A novidade vale para clientes atendidos em baixa tensão, ou seja, aqueles que consomem menos de 2,3 kV. Para consumidores industriais e comerciais, a escolha do fornecedor estará disponível a partir de novembro de 2027. Já para os demais consumidores, incluindo residências, a opção será liberada a partir de novembro de 2028.
O decreto não altera as regras de produção e transmissão de energia, que seguem regulamentações próprias. Também foram definidas normas para a migração ao Ambiente de Contratação Livre (ACL) e criado o Supridor de Última Instância (SUI), responsável por garantir o fornecimento de energia caso o fornecedor escolhido não cumpra o serviço. Até o fim de 2030, essa função ficará com as distribuidoras de energia, podendo ser transferida para outros agentes posteriormente.
A Agência Nacional de Energia Elétrica (Aneel) será responsável por regulamentar a transição entre o ambiente regulado e o livre, além de estabelecer regras para informação e proteção dos consumidores.

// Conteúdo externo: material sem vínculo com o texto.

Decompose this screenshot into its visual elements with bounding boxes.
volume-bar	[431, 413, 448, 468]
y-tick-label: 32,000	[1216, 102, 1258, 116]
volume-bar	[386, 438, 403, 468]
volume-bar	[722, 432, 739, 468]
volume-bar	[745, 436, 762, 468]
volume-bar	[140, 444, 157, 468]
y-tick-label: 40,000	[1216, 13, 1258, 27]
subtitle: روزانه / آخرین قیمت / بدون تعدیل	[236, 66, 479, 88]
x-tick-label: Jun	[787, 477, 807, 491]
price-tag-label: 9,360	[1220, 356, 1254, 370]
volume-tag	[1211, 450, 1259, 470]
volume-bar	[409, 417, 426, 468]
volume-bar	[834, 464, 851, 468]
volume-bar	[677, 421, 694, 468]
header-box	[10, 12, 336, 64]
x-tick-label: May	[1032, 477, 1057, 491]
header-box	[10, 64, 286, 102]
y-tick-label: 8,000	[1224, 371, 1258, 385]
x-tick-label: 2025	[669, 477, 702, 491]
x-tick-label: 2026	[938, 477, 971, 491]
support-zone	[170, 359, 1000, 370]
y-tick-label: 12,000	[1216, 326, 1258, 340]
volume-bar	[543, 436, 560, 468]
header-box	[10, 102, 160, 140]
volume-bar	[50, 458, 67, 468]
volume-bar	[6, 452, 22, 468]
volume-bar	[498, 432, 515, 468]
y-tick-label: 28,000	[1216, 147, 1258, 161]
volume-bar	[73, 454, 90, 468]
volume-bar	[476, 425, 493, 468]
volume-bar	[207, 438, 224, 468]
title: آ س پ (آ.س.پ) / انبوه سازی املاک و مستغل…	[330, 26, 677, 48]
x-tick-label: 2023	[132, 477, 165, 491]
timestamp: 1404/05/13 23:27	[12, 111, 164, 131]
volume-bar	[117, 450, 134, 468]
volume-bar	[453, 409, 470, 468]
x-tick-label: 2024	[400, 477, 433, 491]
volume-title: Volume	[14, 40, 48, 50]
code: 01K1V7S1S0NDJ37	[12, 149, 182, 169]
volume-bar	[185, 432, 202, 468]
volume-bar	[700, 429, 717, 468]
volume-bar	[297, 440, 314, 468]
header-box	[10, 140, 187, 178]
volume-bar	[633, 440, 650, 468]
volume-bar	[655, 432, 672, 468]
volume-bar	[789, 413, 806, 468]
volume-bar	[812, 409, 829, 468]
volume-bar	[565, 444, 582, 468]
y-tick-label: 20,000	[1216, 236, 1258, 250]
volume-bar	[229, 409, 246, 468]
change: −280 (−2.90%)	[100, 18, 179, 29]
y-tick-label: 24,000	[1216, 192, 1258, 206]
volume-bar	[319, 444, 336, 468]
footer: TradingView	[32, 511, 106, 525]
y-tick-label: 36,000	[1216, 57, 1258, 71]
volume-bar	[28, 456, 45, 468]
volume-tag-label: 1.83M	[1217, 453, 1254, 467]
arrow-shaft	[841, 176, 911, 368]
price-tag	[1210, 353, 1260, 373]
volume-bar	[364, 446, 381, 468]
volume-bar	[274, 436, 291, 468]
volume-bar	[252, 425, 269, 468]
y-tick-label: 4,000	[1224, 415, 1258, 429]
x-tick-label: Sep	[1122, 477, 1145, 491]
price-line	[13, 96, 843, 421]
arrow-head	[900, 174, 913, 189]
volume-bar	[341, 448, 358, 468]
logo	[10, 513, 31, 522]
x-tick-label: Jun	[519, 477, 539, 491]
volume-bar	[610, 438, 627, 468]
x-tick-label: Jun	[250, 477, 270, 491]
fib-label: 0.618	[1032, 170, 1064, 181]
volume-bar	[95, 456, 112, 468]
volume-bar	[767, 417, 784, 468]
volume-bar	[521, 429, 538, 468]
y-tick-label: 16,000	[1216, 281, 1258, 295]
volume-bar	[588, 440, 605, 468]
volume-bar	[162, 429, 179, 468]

No mesmo evento, o governo também assinou decretos voltados à sustentabilidade, como o Programa Nacional de Combustível Sustentável de Aviação (ProBioQAV), que define metas para redução de emissões no setor aéreo, e programas para incentivar o uso de hidrogênio de baixa emissão de carbono. Além disso, foi estabelecido um marco regulatório para a captura e armazenamento de carbono, com o objetivo de apoiar a descarbonização da indústria nacional.